A Pennsylvania genetic scientist testified today that DNA samples of two young girls’ clothing showed very high likelihoods of matching the samples taken from Michael Gardner, a Falls Church resident on trial at Arlington Circuit Court on four felony counts of aggravated sexual battery and penetration.
A 10-year-old girl told the court later in the day that Gardner sexually assaulted her when she visited the defendant’s daughter for an overnight stay last June 16. She was the third child to identify the defendant since the trial began earlier this week. A different 10-year-old girl had testified Tuesday that Gardner fondled and penetrated her genitals when she visited for a group birthday sleepover party on June 17-18. An 11-year-old girl had testified Wednesday that Gardner fondled her at the same sleepover party.
The prosecution rested its case shortly before 4 p.m., and Judge Benjamin Kendrick dismissed the jury for the night.

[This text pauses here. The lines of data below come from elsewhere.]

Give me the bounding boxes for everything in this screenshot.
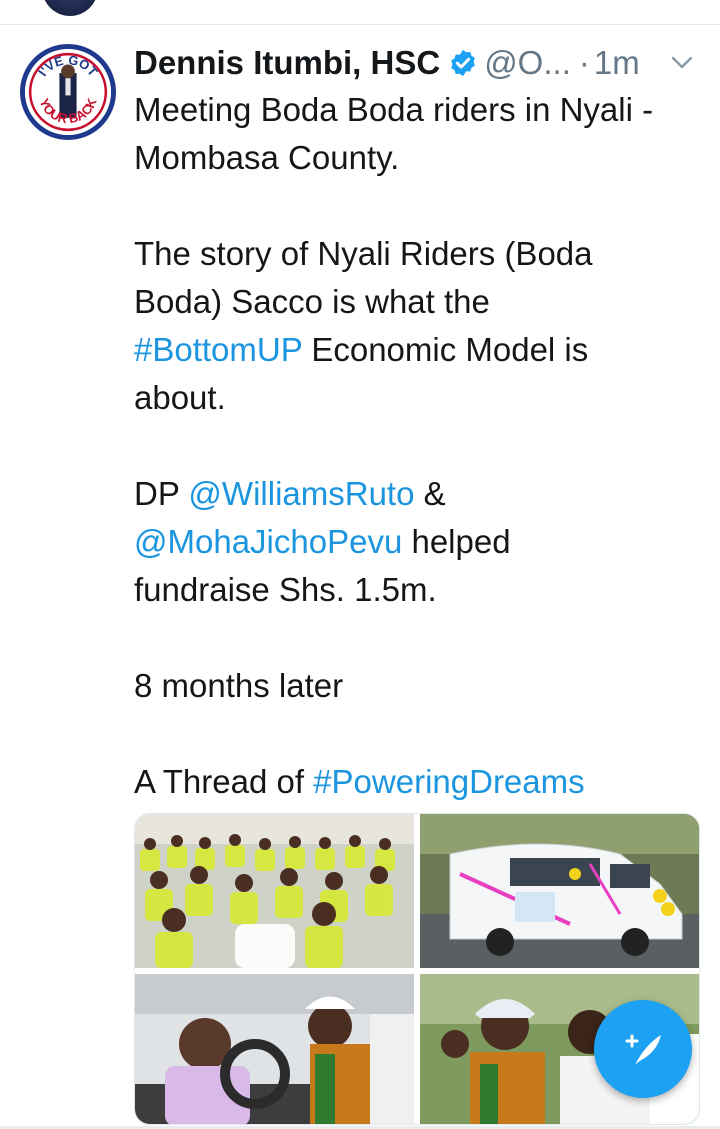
hashtag-poweringdreams[interactable]: #PoweringDreams	[313, 763, 584, 800]
verified-badge-icon	[451, 49, 476, 77]
author-name[interactable]: Dennis Itumbi, HSC	[134, 44, 440, 82]
tweet-line: The story of Nyali Riders (Boda	[134, 235, 593, 272]
compose-tweet-button[interactable]	[594, 1000, 692, 1098]
tweet-text-fragment: Economic Model is	[302, 331, 589, 368]
tweet-line: about.	[134, 379, 226, 416]
tweet-header: Dennis Itumbi, HSC @O... · 1m	[134, 40, 704, 86]
photo-driver-seat[interactable]	[135, 974, 414, 1124]
tweet-text-fragment: DP	[134, 475, 189, 512]
tweet-timestamp[interactable]: 1m	[594, 44, 640, 82]
mention-williamsruto[interactable]: @WilliamsRuto	[188, 475, 414, 512]
header-separator: ·	[578, 44, 590, 81]
tweet-text-fragment: &	[414, 475, 446, 512]
photo-van[interactable]	[420, 814, 699, 968]
photo-van-image	[420, 814, 699, 968]
hashtag-bottomup[interactable]: #BottomUP	[134, 331, 302, 368]
tweet-line: Mombasa County.	[134, 139, 400, 176]
mention-mohajichopevu[interactable]: @MohaJichoPevu	[134, 523, 402, 560]
tweet-line: #BottomUP Economic Model is	[134, 326, 694, 374]
tweet-line: @MohaJichoPevu helped	[134, 518, 694, 566]
photo-driver-seat-image	[135, 974, 414, 1124]
tweet-line: fundraise Shs. 1.5m.	[134, 571, 437, 608]
avatar-badge-graphic: I'VE GOT YOUR BACK	[25, 49, 111, 135]
author-handle[interactable]: @O...	[484, 44, 571, 82]
divider	[0, 24, 720, 25]
tweet-text-fragment: helped	[402, 523, 511, 560]
compose-tweet-icon	[625, 1034, 661, 1065]
tweet-line: 8 months later	[134, 667, 344, 704]
photo-riders-meeting-image	[135, 814, 414, 968]
tweet-line: Meeting Boda Boda riders in Nyali -	[134, 91, 654, 128]
tweet-text: Meeting Boda Boda riders in Nyali - Momb…	[134, 86, 694, 806]
tweet-line: DP @WilliamsRuto &	[134, 470, 694, 518]
previous-tweet-avatar[interactable]	[42, 0, 98, 16]
chevron-down-icon[interactable]	[670, 52, 694, 72]
tweet-line: A Thread of #PoweringDreams	[134, 758, 694, 806]
tweet-line: Boda) Sacco is what the	[134, 283, 490, 320]
tweet-text-fragment: A Thread of	[134, 763, 314, 800]
photo-riders-meeting[interactable]	[135, 814, 414, 968]
author-avatar[interactable]: I'VE GOT YOUR BACK	[20, 44, 116, 140]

The defense will present its case Friday at 9:30 a.m., and the case could go to the jury for deliberation by Monday.
In his court appearance today, Mark Perlin, chief scientific officer for the Pittsburgh-based Cybergenetics, stated that a DNA match between samples taken from Gardner and from one girl’s underpants is 20.7 quadrillion times more probable than a match involving the underwear and an unrelated Caucasian sample; 36.6 quadrillion times more probable than a match with an unrelated African-American; and 212 quadrillion times more probable than a match with an unrelated Hispanic. A quadrillion is enumerated as 1,000,000,000,000,000.
A match between DNA samples taken from another girl’s pajama bottoms and from Gardner is 3.86 thousand times more probable than it is with an unrelated Caucasian person, Perlin stated.
With approximately six billion people alive today, the numbers constitute “a statement” about the chances of the clothing’s DNA sample matching DNA from anyone else, Perlin said.
Today’s witness testified to being picked up by her mother the morning of June 17 but not relating the incident to her or to anyone. The girl returned to the Gardner home later that day for the group slumber party. During cross-examination by Gardner’s defense attorney, Peter Greenspun, the girl confirmed that she did not discuss the alleged attack on her until being interviewed five days later by Falls Church Police Department detective Sonia Richardson.
Greenspun raised several inconsistencies in the girl’s description of the attack, including her waiting until last week to mention to anyone that Gardner also had allegedly caressed her back and buttocks. Greenspun further noted her telling Richardson during the June meeting that the attack lasted 45 minutes, while stating in court that it lasted a few minutes.
Greenspun asked the witness whether she had spoken aloud to herself — while alone after Richardson left the police station’s interview room — words of pride in having “helped solve the case.” She agreed that she had done so.
After the jury exited for the night, Greenspun remarked of her testimony that “the allegations there are just inherently incredible.”
Kendrick denied several motions that Greesnpun presented at that point, including to decouple the trial on the four counts into separate trials regarding the June 16 and the June 18 alleged incidents, and to bring the jury to the rooms in question at the Gardner home so that they could better comprehend the complete darkness present during the nights in question that would have prevented the girls from identifying the defendant as their attacker.
Greenspun had moved shortly before a lunch break to strike Perlin’s testimony after the scientist revealed that the samples had reached him from the Virginia Department of Forensic Science’s Richmond headquarters rather than directly from the Manassas branch laboratory where the samples were analyzed. Greenspun argued that “a significant question” existed about the proper “chain of custody” before the samples reached the witness.
A Manassas forensic scientist had testified Wednesday afternoon to having analyzed the samples provided to her by the Falls Church Police Department.